The company will likely be built on a region-by-region basis, scaling with corporate partners and then onboarding the merchants they want to work with.

Who could argue with an easier way to give?

“We have all have a desire to give and to be kind, and when you get in front of CEOs, the light bulb goes off,” Tim Sardinia said. “This makes it easy for them to do what they’ve always wanted to do, and by the way, it has all the attributes to make it more effective.”

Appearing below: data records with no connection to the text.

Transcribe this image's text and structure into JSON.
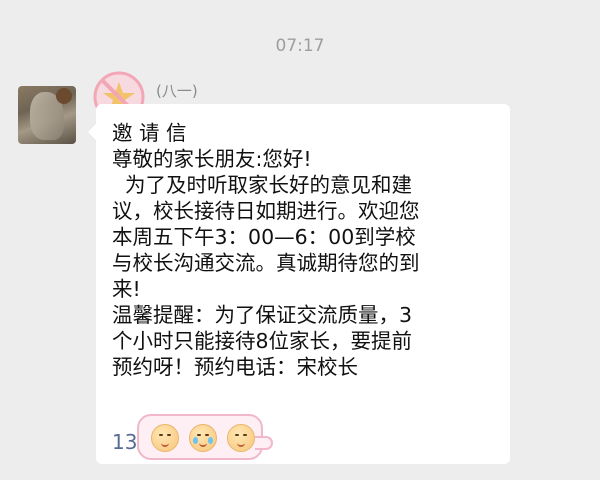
{
  "timestamp": "07:17",
  "message": {
    "sender_name": "(八一)",
    "lines": [
      "邀 请 信",
      "尊敬的家长朋友:您好!",
      "  为了及时听取家长好的意见和建",
      "议，校长接待日如期进行。欢迎您",
      "本周五下午3：00—6：00到学校",
      "与校长沟通交流。真诚期待您的到",
      "来!",
      "温馨提醒：为了保证交流质量，3",
      "个小时只能接待8位家长，要提前",
      "预约呀！预约电话：宋校长"
    ],
    "partial_phone": "13"
  },
  "icons": {
    "avatar": "profile-photo",
    "sticker": "no-star-sticker",
    "emojis": [
      "blush-face-icon",
      "crying-face-icon",
      "blush-face-icon"
    ]
  },
  "colors": {
    "background": "#ededed",
    "bubble": "#ffffff",
    "emoji_bar_border": "#f0b8c8",
    "emoji_bar_fill": "#fdeff3"
  }
}
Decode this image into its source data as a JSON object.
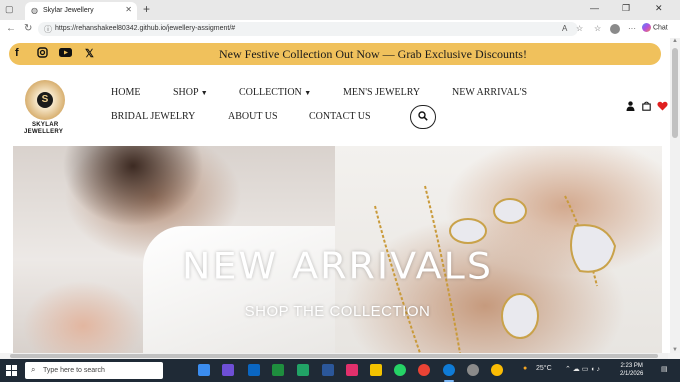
{
  "browser": {
    "tab_title": "Skylar Jewellery",
    "url": "https://rehanshakeel80342.github.io/jewellery-assigment/#",
    "chat_label": "Chat"
  },
  "promo": {
    "message": "New Festive Collection Out Now — Grab Exclusive Discounts!",
    "social_icons": [
      "facebook-icon",
      "instagram-icon",
      "youtube-icon",
      "x-icon"
    ]
  },
  "brand": {
    "line1": "SKYLAR",
    "line2": "JEWELLERY",
    "logo_letter": "S"
  },
  "nav": {
    "home": "HOME",
    "shop": "SHOP",
    "collection": "COLLECTION",
    "mens": "MEN'S JEWELRY",
    "new_arrivals": "NEW ARRIVAL'S",
    "bridal": "BRIDAL JEWELRY",
    "about": "ABOUT US",
    "contact": "CONTACT US"
  },
  "hero": {
    "title": "NEW ARRIVALS",
    "subtitle": "SHOP THE COLLECTION"
  },
  "taskbar": {
    "search_placeholder": "Type here to search",
    "weather": "25°C",
    "time": "2:23 PM",
    "date": "2/1/2026"
  },
  "colors": {
    "promo_bg": "#f0c15c",
    "heart": "#e02020",
    "taskbar": "#1f2a36"
  }
}
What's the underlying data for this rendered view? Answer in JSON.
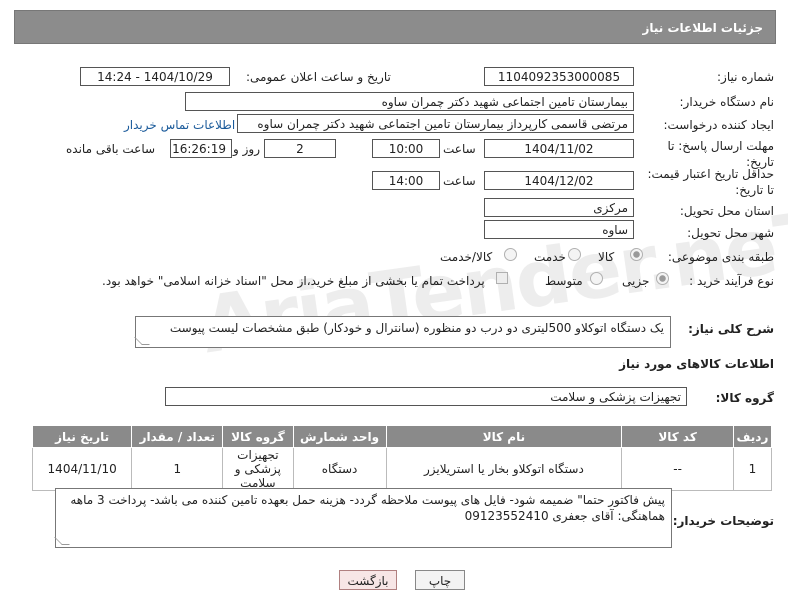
{
  "header": {
    "title": "جزئیات اطلاعات نیاز"
  },
  "need_number": {
    "label": "شماره نیاز:",
    "value": "1104092353000085"
  },
  "announce": {
    "label": "تاریخ و ساعت اعلان عمومی:",
    "value": "1404/10/29 - 14:24"
  },
  "buyer_org": {
    "label": "نام دستگاه خریدار:",
    "value": "بیمارستان تامین اجتماعی شهید دکتر چمران ساوه"
  },
  "requester": {
    "label": "ایجاد کننده درخواست:",
    "value": "مرتضی قاسمی کارپرداز بیمارستان تامین اجتماعی شهید دکتر چمران ساوه",
    "contact_link": "اطلاعات تماس خریدار"
  },
  "reply_deadline": {
    "label_line1": "مهلت ارسال پاسخ: تا",
    "label_line2": "تاریخ:",
    "date": "1404/11/02",
    "time_label": "ساعت",
    "time": "10:00",
    "days": "2",
    "days_label": "روز و",
    "remaining": "16:26:19",
    "remaining_label": "ساعت باقی مانده"
  },
  "price_validity": {
    "label_line1": "حداقل تاریخ اعتبار قیمت:",
    "label_line2": "تا تاریخ:",
    "date": "1404/12/02",
    "time_label": "ساعت",
    "time": "14:00"
  },
  "province": {
    "label": "استان محل تحویل:",
    "value": "مرکزی"
  },
  "city": {
    "label": "شهر محل تحویل:",
    "value": "ساوه"
  },
  "category": {
    "label": "طبقه بندی موضوعی:",
    "options": [
      "کالا",
      "خدمت",
      "کالا/خدمت"
    ],
    "selected": "کالا"
  },
  "process": {
    "label": "نوع فرآیند خرید :",
    "options": [
      "جزیی",
      "متوسط"
    ],
    "payment_note": "پرداخت تمام یا بخشی از مبلغ خرید،از محل \"اسناد خزانه اسلامی\" خواهد بود."
  },
  "general_desc": {
    "label": "شرح کلی نیاز:",
    "value": "یک دستگاه اتوکلاو 500لیتری دو درب دو منظوره (سانترال و خودکار) طبق  مشخصات لیست پیوست"
  },
  "goods_info": {
    "title": "اطلاعات کالاهای مورد نیاز"
  },
  "goods_group": {
    "label": "گروه کالا:",
    "value": "تجهیزات پزشکی و سلامت"
  },
  "table": {
    "headers": [
      "ردیف",
      "کد کالا",
      "نام کالا",
      "واحد شمارش",
      "گروه کالا",
      "تعداد / مقدار",
      "تاریخ نیاز"
    ],
    "rows": [
      {
        "row": "1",
        "code": "--",
        "name": "دستگاه اتوکلاو بخار یا استریلایزر",
        "unit": "دستگاه",
        "group": "تجهیزات پزشکی و سلامت",
        "qty": "1",
        "date": "1404/11/10"
      }
    ]
  },
  "buyer_notes": {
    "label": "توضیحات خریدار:",
    "value": "پیش فاکتور حتما\" ضمیمه شود- فایل های پیوست ملاحظه گردد- هزینه حمل بعهده تامین کننده می باشد- پرداخت 3 ماهه هماهنگی: آقای جعفری 09123552410"
  },
  "buttons": {
    "print": "چاپ",
    "back": "بازگشت"
  },
  "watermark": "AriaTender.neT"
}
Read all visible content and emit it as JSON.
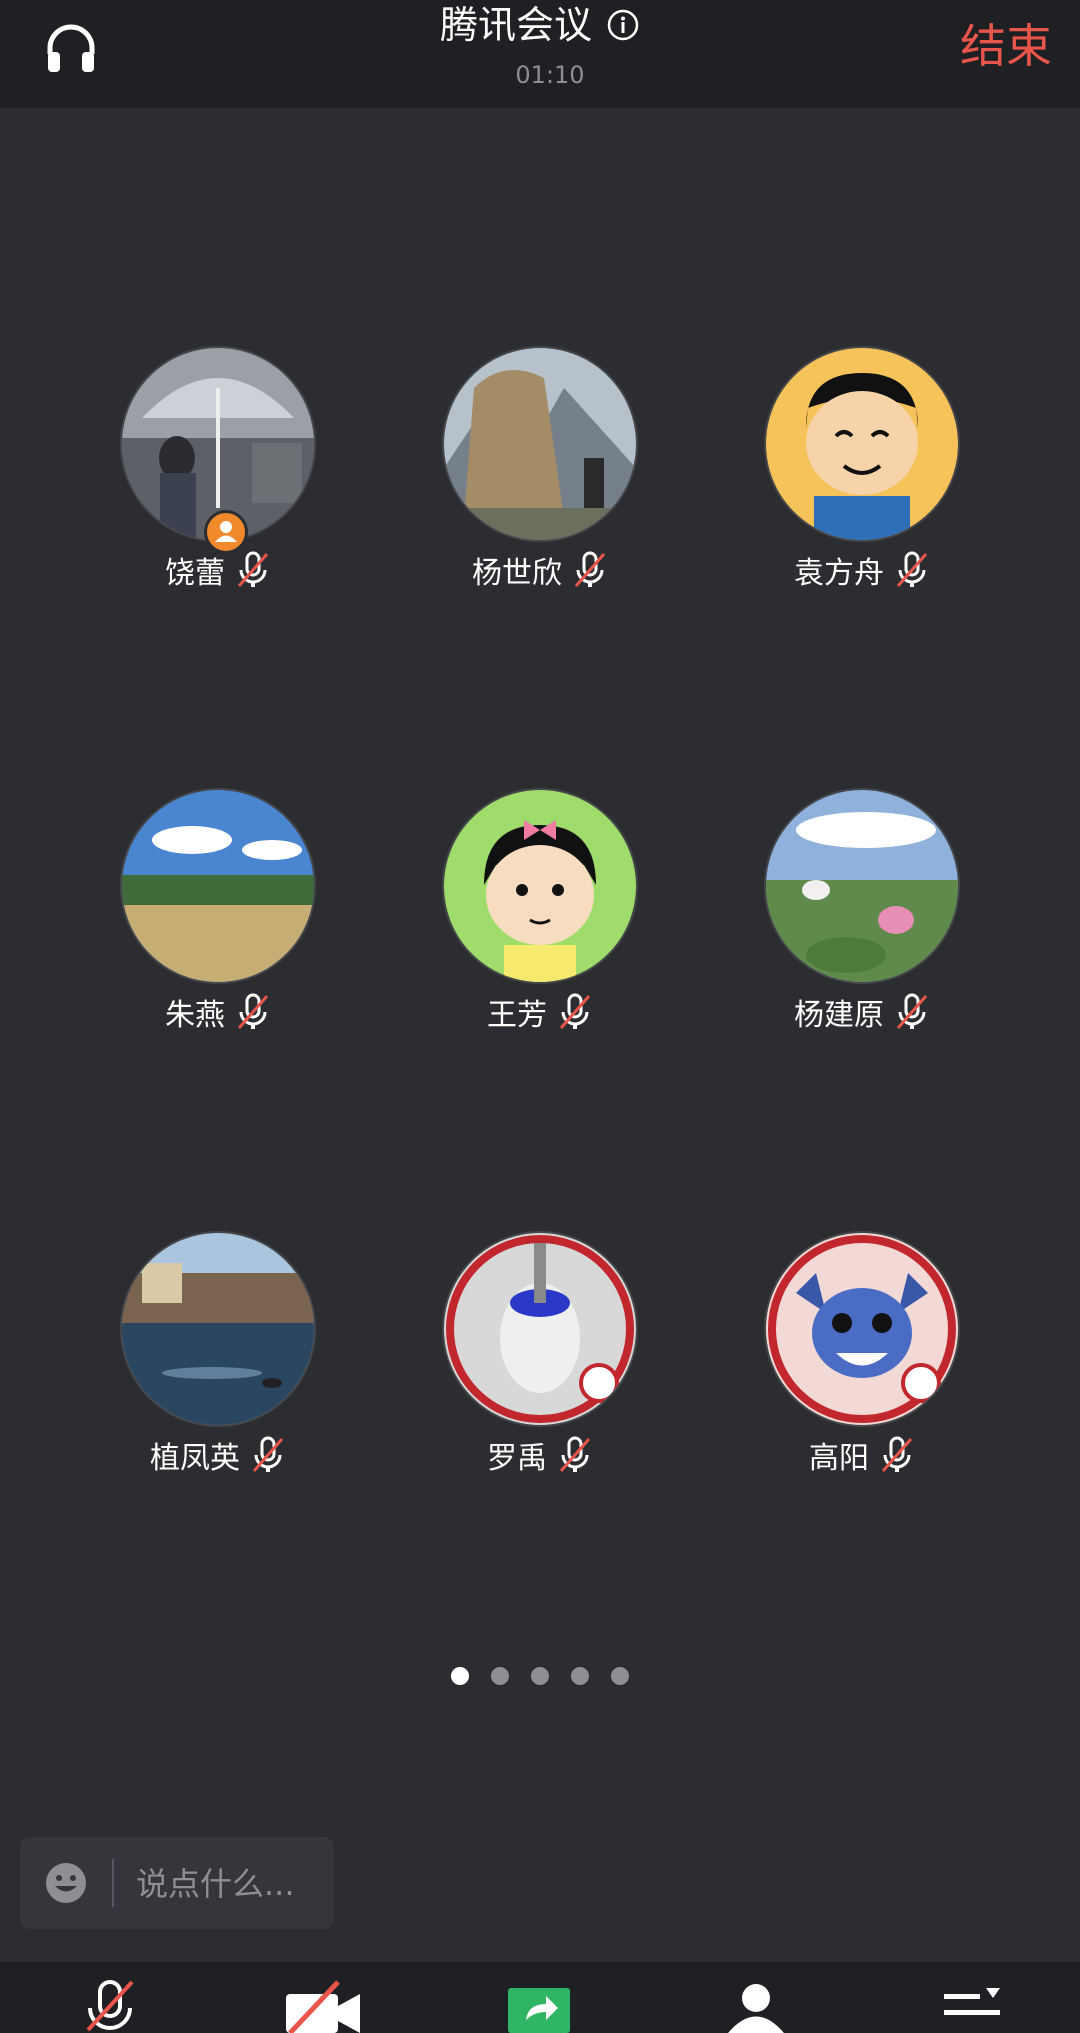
{
  "header": {
    "title": "腾讯会议",
    "elapsed": "01:10",
    "end_label": "结束",
    "end_color": "#e8554a",
    "left_icon": "headphone-icon",
    "info_icon": "info-icon"
  },
  "participants": [
    {
      "name": "饶蕾",
      "muted": true,
      "host": true
    },
    {
      "name": "杨世欣",
      "muted": true
    },
    {
      "name": "袁方舟",
      "muted": true
    },
    {
      "name": "朱燕",
      "muted": true
    },
    {
      "name": "王芳",
      "muted": true
    },
    {
      "name": "杨建原",
      "muted": true
    },
    {
      "name": "植凤英",
      "muted": true
    },
    {
      "name": "罗禹",
      "muted": true
    },
    {
      "name": "高阳",
      "muted": true
    }
  ],
  "pagination": {
    "pages": 5,
    "current": 1
  },
  "chat": {
    "placeholder": "说点什么...",
    "icon": "emoji-icon"
  },
  "toolbar": {
    "icons": [
      "mic-muted-icon",
      "camera-off-icon",
      "share-screen-icon",
      "participants-icon",
      "more-menu-icon"
    ]
  }
}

Favordrop investors include Magnuszewski, the S2 Ventures group, Trusted Nurse Staffing, Paul and Howard Rich and others. The company also applied to the 43North competition this year.


Favordrop is one of 24 local companies to acknowledge a private, growth-oriented round of funding this year. The list includes Torch Labs ($40 million), Centivo ($30 million), Circuit Clinical ($29 million), Kangarootime ($26 million), SparkCharge ($22 million), PostProcess Technologies ($5 million), VeriTX ($4.5 million), HELIXintel ($4 million), Blockfusion ($2.6 million), ShearShare ($2.3 million), Azuna Fresh ($2.5 million), Patient Pattern ($2 million), OneBridge Benefits ($2 million), BetterMynd ($1 million) Empire Hemp Co. ($1 million), Buffalo Film Works ($750,000), Favordrop ($725,000), Cahill Tech ($500,000), Ellicottville Greens ($300,000), Swift Rails ($255,000) AireXpert ($125,000), Arbol ($110,000), Lemma Labs ($100,000), Timberhut (undisclosed) and Ognomy (undisclosed).